Swark also implements cycle detection for Mermaid graph validation. LLMs occasionally hallucinate invalid syntax or create circular references that break rendering. The extension catches these errors and can retry generation with modified prompts. This error handling transforms what could be a frustrating black-box experience into something usable in real workflows.
The token budget management deserves special attention. LLMs like GPT-4 have context limits around 8K-128K tokens depending on the model. A single large TypeScript file might consume 5,000 tokens. Swark automatically calculates available budget and adjusts which files get included in the prompt. If you select 50 files but only have budget for 10, it intelligently samples based on heuristics like file size, import frequency, and recency. This automatic scaling prevents the most common LLM integration failure mode: context overflow errors.
Gotcha
Swark's biggest limitation is its complete dependence on GitHub Copilot's black-box LLM. You have no control over model selection, temperature settings, or fallback strategies. If Copilot generates a nonsensical diagram, your only recourse is regenerating and hoping for better luck. Unlike deterministic static analysis tools, you can't debug why a relationship is missing or incorrectly represented. This non-determinism makes Swark unsuitable for scenarios requiring consistent, auditable outputs.

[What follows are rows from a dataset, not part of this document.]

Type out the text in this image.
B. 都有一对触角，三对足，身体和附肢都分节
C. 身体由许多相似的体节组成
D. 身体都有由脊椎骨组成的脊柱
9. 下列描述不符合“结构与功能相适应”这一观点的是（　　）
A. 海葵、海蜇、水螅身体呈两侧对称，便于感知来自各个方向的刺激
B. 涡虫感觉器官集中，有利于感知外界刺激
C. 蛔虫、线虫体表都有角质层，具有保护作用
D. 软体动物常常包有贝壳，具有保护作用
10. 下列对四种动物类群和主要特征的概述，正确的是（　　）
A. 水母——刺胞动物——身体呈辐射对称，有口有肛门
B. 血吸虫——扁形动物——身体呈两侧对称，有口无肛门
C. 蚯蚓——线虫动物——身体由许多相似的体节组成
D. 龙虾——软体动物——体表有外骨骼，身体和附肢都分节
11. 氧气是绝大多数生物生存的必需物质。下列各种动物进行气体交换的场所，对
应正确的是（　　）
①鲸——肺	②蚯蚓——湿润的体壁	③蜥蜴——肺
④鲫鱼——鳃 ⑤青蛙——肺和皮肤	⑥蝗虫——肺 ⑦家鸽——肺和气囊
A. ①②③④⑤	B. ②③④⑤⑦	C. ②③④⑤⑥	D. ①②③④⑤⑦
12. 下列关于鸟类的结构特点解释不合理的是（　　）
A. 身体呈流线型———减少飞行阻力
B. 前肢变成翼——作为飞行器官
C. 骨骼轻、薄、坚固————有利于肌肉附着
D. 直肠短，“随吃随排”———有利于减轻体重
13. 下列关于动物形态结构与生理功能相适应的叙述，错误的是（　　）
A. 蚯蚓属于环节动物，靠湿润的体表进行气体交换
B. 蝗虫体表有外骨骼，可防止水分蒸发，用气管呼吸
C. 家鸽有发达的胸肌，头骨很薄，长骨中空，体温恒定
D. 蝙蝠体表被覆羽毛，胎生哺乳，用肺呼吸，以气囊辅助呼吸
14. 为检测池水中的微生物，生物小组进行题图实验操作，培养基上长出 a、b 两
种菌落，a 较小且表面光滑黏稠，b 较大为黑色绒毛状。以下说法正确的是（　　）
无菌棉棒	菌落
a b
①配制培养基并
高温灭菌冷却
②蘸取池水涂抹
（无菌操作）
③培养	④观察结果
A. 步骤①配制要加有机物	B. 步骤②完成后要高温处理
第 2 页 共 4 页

The quality ceiling is also lower than manual diagramming for complex systems. LLMs excel at understanding common patterns—REST APIs, MVC architectures, microservice boundaries—but struggle with domain-specific abstractions or unconventional designs. If your codebase uses a custom event-driven architecture with bespoke message passing, Swark might generate a generic component diagram that misses the nuance. You'll get something useful for onboarding or documentation drafts, but probably not the polished artifact you'd present to stakeholders. Additionally, telemetry collection is enabled by default (opt-out rather than opt-in), which may concern privacy-conscious developers even though Swark claims to exclude source code from telemetry payloads.
Verdict
Use if: You need quick architecture visualizations for understanding unfamiliar codebases, want to bootstrap documentation for polyglot projects without writing custom parsers, or value iteration speed over diagram perfection. Swark shines for solo developers and small teams already paying for GitHub Copilot who treat diagrams as living drafts rather than canonical artifacts. Skip if: You require deterministic outputs for compliance or audit purposes, work offline or in air-gapped environments, need pixel-perfect control over diagram layout and styling, or your architecture uses domain-specific patterns that general-purpose LLMs won't understand. For production-grade, maintained architecture documentation, invest in tools like Structurizr or manually authored Mermaid diagrams instead.